According to several sources, stand-up comedian Lenny Bruce went on with his November 22 nightclub show as scheduled. Just hours after Kennedy's death, Bruce walked onstage, stood silently for several moments, then said, "Boy, is Vaughn Meader fucked." The joke proved true; Meader discovered that he was so completely typecast as a Kennedy impersonator that few were willing to hire him for any of his other talents. When he called them out, he was indirectly blacklisted in retaliation.

His non-Kennedy album for Verve Records, Have Some Nuts!!!, came out to minimal attention in early 1964. A similar follow-up, If The Shoe Fits... was released in late 1964, and included sketches on almost everything except the Kennedys, but sales were meager at best. Meader's income evaporated, new-found friends and associates stopped calling, and by 1965 Meader was virtually broke. Sinking into depression, he became addicted to alcohol and drugs, and was forced to take whatever work he could find.

He reunited with Earle Doud in 1971 for an album called The Second Coming, a comedic look at what life would be like for Jesus if he had returned to Earth around the time of Jesus Christ Superstar, but airplay and sales were virtually nonexistent.

==Later years==

Meader tried several times to revive his career, but achieved only moderate success, and even then mostly outside of show business. He appeared briefly in the 1975 movie Linda Lovelace for President, portrayed Walter Winchell in the 1975 film Lepke starring Tony Curtis, and had a very brief cameo on the 1981 Rich Little comedy album The First Family Rides Again, which both parodied Ronald Reagan and paid homage to the original First Family album. Both the Kennedy and Reagan First Family albums were produced by Earle Doud.

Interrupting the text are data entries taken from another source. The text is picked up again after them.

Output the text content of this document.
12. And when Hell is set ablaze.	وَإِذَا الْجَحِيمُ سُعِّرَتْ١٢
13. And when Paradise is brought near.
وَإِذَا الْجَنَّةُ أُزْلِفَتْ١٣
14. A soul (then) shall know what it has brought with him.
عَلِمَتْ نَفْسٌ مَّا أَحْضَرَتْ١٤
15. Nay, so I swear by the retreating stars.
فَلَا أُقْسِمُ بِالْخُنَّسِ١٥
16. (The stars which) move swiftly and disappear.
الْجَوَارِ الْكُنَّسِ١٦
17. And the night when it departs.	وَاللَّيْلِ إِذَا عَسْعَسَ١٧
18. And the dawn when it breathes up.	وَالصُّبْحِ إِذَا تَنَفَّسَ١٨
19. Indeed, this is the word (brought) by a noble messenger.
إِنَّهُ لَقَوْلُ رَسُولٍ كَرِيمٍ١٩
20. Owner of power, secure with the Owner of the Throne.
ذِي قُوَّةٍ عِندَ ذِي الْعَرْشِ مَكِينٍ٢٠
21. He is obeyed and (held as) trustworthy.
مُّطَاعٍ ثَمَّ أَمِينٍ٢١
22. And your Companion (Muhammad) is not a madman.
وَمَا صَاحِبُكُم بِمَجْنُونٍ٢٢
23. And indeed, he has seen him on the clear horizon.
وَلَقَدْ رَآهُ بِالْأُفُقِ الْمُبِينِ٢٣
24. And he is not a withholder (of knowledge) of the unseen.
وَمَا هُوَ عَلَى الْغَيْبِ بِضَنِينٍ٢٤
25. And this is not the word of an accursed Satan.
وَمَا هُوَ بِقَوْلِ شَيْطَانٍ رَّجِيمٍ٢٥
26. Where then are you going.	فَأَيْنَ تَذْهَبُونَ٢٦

Eventually, Meader resumed a career in bluegrass and country music, becoming a popular local performer in his native Maine. During the mid-1970s, he performed in Louisville, Kentucky, mostly at a small tavern known as the Storefront Congregation, under the name "Abbott Meader and the Honky-Tonk Angels." Meader sang and played piano.

==Personal life and death==
Meader was married four times. He married his fourth wife, Sheila Colbath, in 1984. They remained married until his death.

Sheila was a caller on the NPR radio show Car Talk in 1992, where she mentioned that her husband was running for president. She questioned the hosts about a particular car, which she and Vaughn were considering taking on the campaign trail. Her call has been replayed as part of episode #2234 on the Car Talk podcast.

On October 29, 2004, Meader died of chronic obstructive pulmonary disease at the age of 68.

==Legacy==
Meader has been posthumously credited for having broken new ground in the area of political humor, particularly in impersonations of the President of the United States.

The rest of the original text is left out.